Because FDLBD covers hard failures detection and localization, most of the solutions considered in this section are dedicated to hard failures and capable for both failure detection and localization. However, failure localization in DMPF is not elaborated on in [
28]. Additionally, not much detail is given for failure detection in SRE-based solution in [
29]. PNM is the only solution dedicated to soft failures, but on the other hand, PNM is the only solution that targets HFC networks besides FDLBD. FDLBD and log-based solutions are the most adaptive because they rely on SNMP and logs that are commonly used in most of the networking technologies and devices. Of course, in both solutions some adaptations would have to be made since metrics and log structures would differ between networking technologies. In the case of networks that contain loops, additional adaptations should be made in FDLBD localization technique. For this reason, we placed medium and thigh grade for FDLBD in the ‘Adaptive’ column. DMPF is also adaptive because it is similar to FDLBD, but somewhat less than FDLBD because it relies on RADIUS. On the other hand, SRE-based solutions and PNM are highly focused on specific networking technologies, which makes them unadaptable to other networking technologies. FDLBD, DMPF and PNM are able to cover all devices in the network; thus, their coverage is high. The SRE-based solution has great coverage of the PON part of the network but does not consider aggregation part of the network. Coverage of devices that do not produce logs is not explained in [
26]. Depending on the information collected from the logs of other devices, it might be possible to reconstruct the health of devices that do not produce logs but that highly depend on types of information contained in logs.
6. Conclusions
Big data technologies are being introduced to many large service provider networks. The main reason for this trend is the possibility of extracting valuable information from data available and collected from the network. The main purpose is typically to improve business decisions and strategies. However, since collected data are at our disposal, the data can be used for other purposes as well. This paper provides one example in which collected data can be used for efficient automatized hard failures detection and localization. As a consequence, overall network availability and performance are improved, and users are more satisfied. Our proposed approach was confirmed by the successful deployment of FDLBD in real HFC network. Thus, we can conclude that the utilization of big data platform dedicated to collecting and processing data from the network can be increased by adding new functionalities that expand the big data platform’s portfolio of possibilities. Additionally, the comparison given in
Section 5.3 shows that some other existing solutions could benefit from big data technologies, especially in case of very large networks. Finally, our predictions are that big data technologies will play one of the major roles in most of the large service provider networks in near future.

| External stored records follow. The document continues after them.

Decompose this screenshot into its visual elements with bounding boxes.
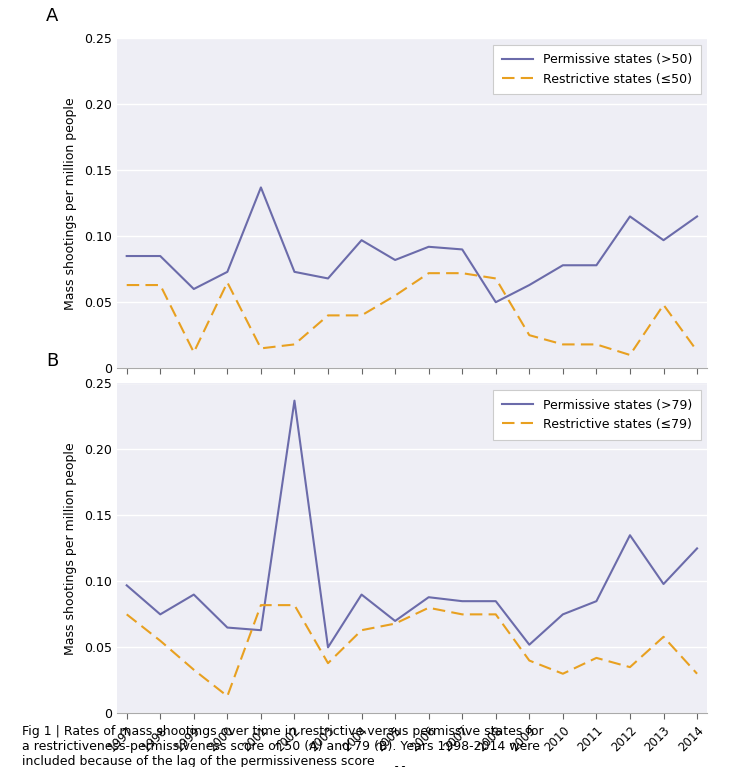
Permissive states (>79) (324, 643, 332, 652)
Restrictive states (≤50) (491, 274, 500, 283)
Permissive states (>50) (357, 235, 366, 245)
Restrictive states (≤50) (424, 268, 433, 278)
Permissive states (>50) (290, 267, 299, 276)
Permissive states (>50) (693, 212, 701, 221)
Line: Permissive states (>50): Permissive states (>50) (127, 187, 697, 302)
Restrictive states (≤50) (592, 340, 601, 349)
Permissive states (>79) (122, 581, 131, 590)
Permissive states (>50) (122, 252, 131, 261)
Restrictive states (≤79) (324, 659, 332, 668)
Permissive states (>79) (693, 544, 701, 553)
Permissive states (>50) (659, 235, 668, 245)
Restrictive states (≤79) (525, 656, 534, 665)
Restrictive states (≤50) (357, 311, 366, 320)
Restrictive states (≤79) (424, 603, 433, 612)
Permissive states (>79) (257, 626, 265, 635)
Permissive states (>79) (391, 617, 399, 626)
Line: Restrictive states (≤50): Restrictive states (≤50) (127, 273, 697, 355)
Restrictive states (≤50) (659, 300, 668, 309)
Restrictive states (≤50) (190, 347, 198, 357)
Restrictive states (≤79) (391, 619, 399, 628)
Permissive states (>79) (290, 396, 299, 405)
Legend: Permissive states (>50), Restrictive states (≤50): Permissive states (>50), Restrictive sta… (493, 44, 701, 94)
Restrictive states (≤50) (558, 340, 567, 349)
Restrictive states (≤79) (659, 632, 668, 641)
Restrictive states (≤79) (156, 636, 165, 645)
Permissive states (>79) (458, 597, 467, 606)
Y-axis label: Mass shootings per million people: Mass shootings per million people (64, 97, 77, 310)
Restrictive states (≤79) (357, 626, 366, 635)
Permissive states (>50) (190, 285, 198, 294)
Restrictive states (≤50) (324, 311, 332, 320)
Permissive states (>79) (558, 610, 567, 619)
Restrictive states (≤79) (122, 610, 131, 619)
Permissive states (>79) (190, 590, 198, 599)
Restrictive states (≤79) (190, 665, 198, 674)
Permissive states (>50) (491, 298, 500, 307)
Restrictive states (≤50) (391, 291, 399, 300)
Restrictive states (≤50) (693, 347, 701, 356)
Restrictive states (≤50) (525, 331, 534, 340)
Text: B: B (46, 352, 58, 370)
Permissive states (>50) (558, 261, 567, 270)
Permissive states (>79) (223, 623, 232, 632)
Legend: Permissive states (>79), Restrictive states (≤79): Permissive states (>79), Restrictive sta… (493, 390, 701, 439)
Restrictive states (≤79) (592, 653, 601, 663)
Permissive states (>50) (458, 245, 467, 254)
Permissive states (>50) (156, 252, 165, 261)
Permissive states (>79) (592, 597, 601, 606)
Permissive states (>79) (525, 640, 534, 650)
Permissive states (>79) (156, 610, 165, 619)
Text: A: A (46, 7, 58, 25)
Restrictive states (≤79) (625, 663, 634, 672)
Line: Permissive states (>79): Permissive states (>79) (127, 400, 697, 647)
Restrictive states (≤50) (458, 268, 467, 278)
Restrictive states (≤79) (458, 610, 467, 619)
Restrictive states (≤50) (223, 278, 232, 287)
Permissive states (>79) (357, 590, 366, 599)
Permissive states (>50) (391, 255, 399, 265)
Restrictive states (≤50) (156, 281, 165, 290)
Permissive states (>50) (223, 267, 232, 276)
Permissive states (>79) (625, 531, 634, 540)
Permissive states (>79) (659, 579, 668, 588)
Permissive states (>79) (424, 593, 433, 602)
X-axis label: Year: Year (394, 765, 429, 767)
Permissive states (>50) (525, 281, 534, 290)
Restrictive states (≤50) (122, 281, 131, 290)
Text: Fig 1 | Rates of mass shootings over time in restrictive versus permissive state: Fig 1 | Rates of mass shootings over tim… (22, 725, 544, 767)
Permissive states (>50) (424, 242, 433, 252)
Restrictive states (≤79) (223, 692, 232, 701)
Permissive states (>50) (625, 212, 634, 221)
Restrictive states (≤50) (290, 340, 299, 349)
Permissive states (>50) (257, 183, 265, 192)
Restrictive states (≤79) (558, 669, 567, 678)
Restrictive states (≤50) (625, 351, 634, 360)
Y-axis label: Mass shootings per million people: Mass shootings per million people (64, 442, 77, 655)
Restrictive states (≤50) (257, 344, 265, 353)
Restrictive states (≤79) (693, 669, 701, 678)
Permissive states (>50) (324, 274, 332, 283)
Permissive states (>79) (491, 597, 500, 606)
Restrictive states (≤79) (290, 601, 299, 610)
Line: Restrictive states (≤79): Restrictive states (≤79) (127, 605, 697, 696)
Permissive states (>50) (592, 261, 601, 270)
Restrictive states (≤79) (491, 610, 500, 619)
Restrictive states (≤79) (257, 601, 265, 610)
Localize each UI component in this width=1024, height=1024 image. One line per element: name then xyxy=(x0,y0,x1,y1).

FDLBD is efficient for tree topology networks. However, in case of adaptation to other network technologies where topologies other than trees are used (e.g., ones that contain loops), our proposed localization solution would have to be modified to support these other topologies as well. Thus, our future work will include the consideration of other network topologies. Furthermore, FDLBD covers hard failures, but soft failures are important too, as they also impact the overall network performance. An important part of our future work will be dedicated to the detection of weak spots in the network that degrade the network performance. In this case, data collected in longer period of time will be evaluated to detect and predict the performance degradation of the devices so they can be timely replaced or repaired. In this way, efficient performance monitoring and optimization of the network will be achieved. These are the two main directions of our future work, but we will also look into other aspects of using big data, such as efficient planning of network expansions and optimization of users’ QoE.